1 is a schematic axial cross-sectional view of one embodiment of a fuel injector according to the invention; FIG. 2 is a cross-sectional view through a nozzle tip somewhat similar to that shown in FIG. 1; 3 is a cross-sectional view through the tip of an alternative first nozzle, FIG. 4 is a sectional view taken along the line X--X shown in FIG. 3, and FIG. 5 is a cross-sectional view of an alternative second nozzle. A cross-sectional view through the tip, FIG. 6 is a cross-sectional view taken along the line X--X shown in FIG. 2... Cylindrical nozzle portion, 3... Fuel injection nozzle or atomizer, 5... Large diameter portion, 6... Piezoelectric transducer element, 9, 1
0...Wire, 13...Nozzle orifice, 14...Conical valve seat surface, 15...
・Ball valve element, 16...radial groove,
17... Housing, 19... Rear surface of housing rear wall, 20... Opening.

Claims (1)

[Claims] 1. A fuel injection device having a fuel nozzle, in which the fuel supply passage opens into a nozzle outlet passage of smaller cross-section and cooperates with a valve seat provided at the entrance of the nozzle outlet passage; A valve element is arranged in the valve housing, which is pressed against this valve seat by the fuel pressure in the fuel supply passage, the valve housing facing the nozzle outlet passage, and the action of the valve element in the direction away from the valve seat. has a bottom configured to restrict the
The flow of fuel from the fuel supply passage into the valve housing is controlled, and a pie break is also provided that generates pulse-like vibrations that vibrate the fuel nozzle, including the valve seat, in the axial direction during each fuel injection.
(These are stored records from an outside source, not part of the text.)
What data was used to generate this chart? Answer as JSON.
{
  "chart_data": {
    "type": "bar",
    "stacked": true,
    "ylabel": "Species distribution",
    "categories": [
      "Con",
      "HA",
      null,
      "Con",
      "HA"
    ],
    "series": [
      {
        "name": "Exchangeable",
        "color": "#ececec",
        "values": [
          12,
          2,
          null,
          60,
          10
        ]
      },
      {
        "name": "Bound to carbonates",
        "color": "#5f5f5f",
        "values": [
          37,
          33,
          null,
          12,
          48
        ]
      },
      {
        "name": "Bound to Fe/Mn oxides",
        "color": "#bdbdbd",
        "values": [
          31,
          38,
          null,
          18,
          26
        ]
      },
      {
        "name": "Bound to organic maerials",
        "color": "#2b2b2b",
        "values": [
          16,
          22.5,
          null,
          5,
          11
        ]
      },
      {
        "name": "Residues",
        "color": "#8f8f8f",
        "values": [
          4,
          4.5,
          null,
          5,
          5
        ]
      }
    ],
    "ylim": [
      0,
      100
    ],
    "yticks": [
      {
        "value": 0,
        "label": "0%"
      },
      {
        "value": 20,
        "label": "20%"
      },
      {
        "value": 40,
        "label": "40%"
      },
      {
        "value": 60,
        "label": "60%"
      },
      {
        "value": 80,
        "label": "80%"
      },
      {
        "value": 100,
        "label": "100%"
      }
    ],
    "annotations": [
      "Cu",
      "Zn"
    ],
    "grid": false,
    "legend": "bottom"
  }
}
In a fuel injection device in which the valve element is moved away from the valve seat under its inertial action to allow the fuel to flow out and atomize through the nozzle outlet passage, the perforated bottom of the valve housing 17 A bottom opening 20 is provided connecting the supply passage 11 with the interior of the housing, which cooperates with the joint valve element 15 to connect the valve seat 14 through this bottom opening 20 when the valve element is in contact with the bottom of the valve housing. A fuel injection device, characterized in that it substantially blocks the flow of fuel and that the fuel pressure in the fuel supply passage acts on the valve element through said bottom opening 20 and moves it towards the valve seat.